Y, aun así, en medio de contrastes y actitudes que en muchos causarían verdadera alergia a la práctica religiosa, cristaliza en Emma una devoción personal fruto de su enorme sencillez. Lo describe con la candidez de la infancia, en quien ya se está haciendo mujer. Quizá porque no hay odio y se busca la persona, no las ideas, o el credo. “Corrí a la capilla, me arrodillé frente a la estatua de Maria Auxiliadora…Era linda, parecía que sonreía y con los ojos veía que ella también me miraba…Yo la miraba frente a los ojos y empecé a contarle todo lo que sabía de mí misma (…) Quería que ella fuera mi amiga y poder contarle todo. Cuando la dejé, sentí yo misma que ya l quería mucho y desde ese día decidí pasar con ella todo el tiempo que me daban para el recreo…Cuando no me quedaba más empecé a contarla las historias que yo sabía de mis amigas y cuando terminé con ellas empecé a inventar historias divertidas para entretenerla, la pobre pasaba casi todo el día y la noche sola con su hijo”.
Acabo el libro impactado.

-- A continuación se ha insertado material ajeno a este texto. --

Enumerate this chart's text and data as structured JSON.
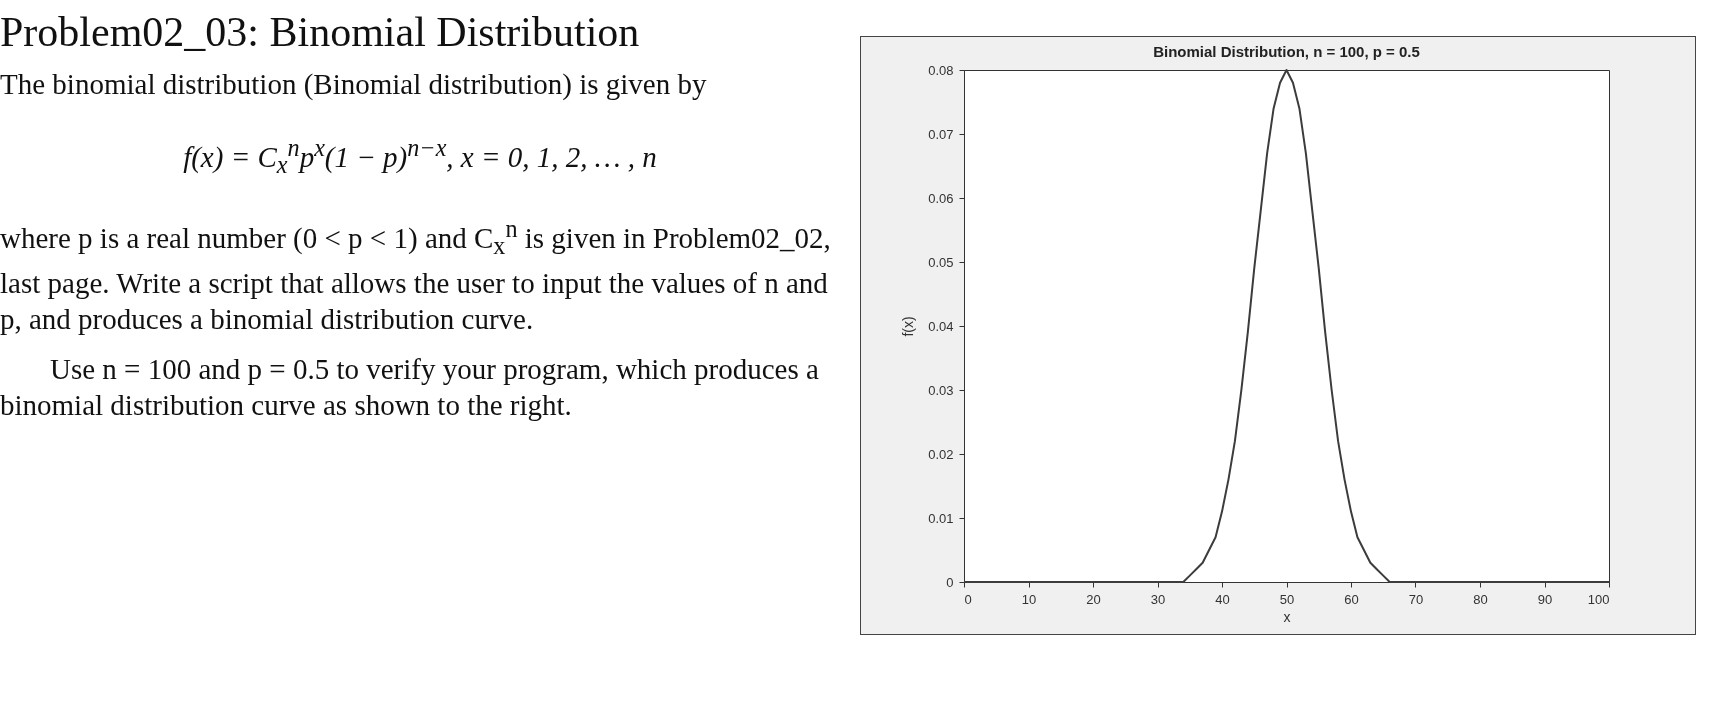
{
  "chart_data": {
    "type": "line",
    "title": "Binomial Distribution, n = 100, p = 0.5",
    "xlabel": "x",
    "ylabel": "f(x)",
    "annotations": [
      "Problem02_03: Binomial Distribution",
      "The binomial distribution (Binomial distribution) is given by",
      "f(x) = C$_{x}$$^{n}$p$^{x}$(1 − p)$^{n−x}$, x = 0, 1, 2, … , n",
      "where p is a real number (0 < p < 1) and C$_{x}$$^{n}$ is given in Problem02_02, last page.  Write a script that allows the user to input the values of n and p, and produces a binomial distribution curve.",
      "Use n = 100 and p = 0.5 to verify your program, which produces a binomial distribution curve as shown to the right."
    ],
    "x": [
      0,
      31,
      32,
      33,
      34,
      35,
      36,
      37,
      38,
      39,
      40,
      41,
      42,
      43,
      44,
      45,
      46,
      47,
      48,
      49,
      50,
      51,
      52,
      53,
      54,
      55,
      56,
      57,
      58,
      59,
      60,
      61,
      62,
      63,
      64,
      65,
      66,
      67,
      68,
      69,
      100
    ],
    "series": [
      {
        "color": "#3c3c3c",
        "values": [
          0,
          0,
          0,
          0,
          0,
          0.001,
          0.002,
          0.003,
          0.005,
          0.007,
          0.011,
          0.016,
          0.022,
          0.03,
          0.039,
          0.049,
          0.058,
          0.067,
          0.074,
          0.078,
          0.08,
          0.078,
          0.074,
          0.067,
          0.058,
          0.049,
          0.039,
          0.03,
          0.022,
          0.016,
          0.011,
          0.007,
          0.005,
          0.003,
          0.002,
          0.001,
          0,
          0,
          0,
          0,
          0
        ]
      }
    ],
    "xlim": [
      0,
      100
    ],
    "xticks": [
      0,
      10,
      20,
      30,
      40,
      50,
      60,
      70,
      80,
      90,
      100
    ],
    "ylim": [
      0,
      0.08
    ],
    "yticks": [
      {
        "value": 0,
        "label": "0"
      },
      0.01,
      0.02,
      0.03,
      0.04,
      0.05,
      0.06,
      0.07,
      0.08
    ],
    "grid": false,
    "marker": "none",
    "line_style": "solid"
  }
}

No por lo que cuenta, sino por el modo como lo cuenta. Porque, confieso, surge como un ánimo de envidia buena -emulación me parece que se llama- al preguntarme cómo se puede vivir todo esto, y no sobrar ningún resabio vengativo, ninguna rebelión contra todo lo constituido, contra el mundo, contra la miseria humana. Así, sin darse importancia, con una sencillez abrumadora, presenta sus recuerdos advirtiéndole al amigo que los publicará: “Tú crees que basta tener las ideas, yo te digo que si uno no sabe cómo escribirlas para que sean comprensibles es igual que si uno no tuviera ideas”. Quizá porque, como alguien comentaba de sus pinturas, no las pintaba con aceite sino con lágrimas; y más que pintar sus cuadros los escribía. Y el impacto que nos causa al leerlo, es porque talvez nos sobra a todos soberbia, que rezuma y tizna los recuerdos, y nos hace crear mala sangre. Un libro purificador de los propios sentimientos, una luz optimista y agradecida sobre tantas cosas buenas que vivimos y ni notamos. Una especie de “Gracias a la vida que me ha dado tanto”, en clásica tonada Sudamericana.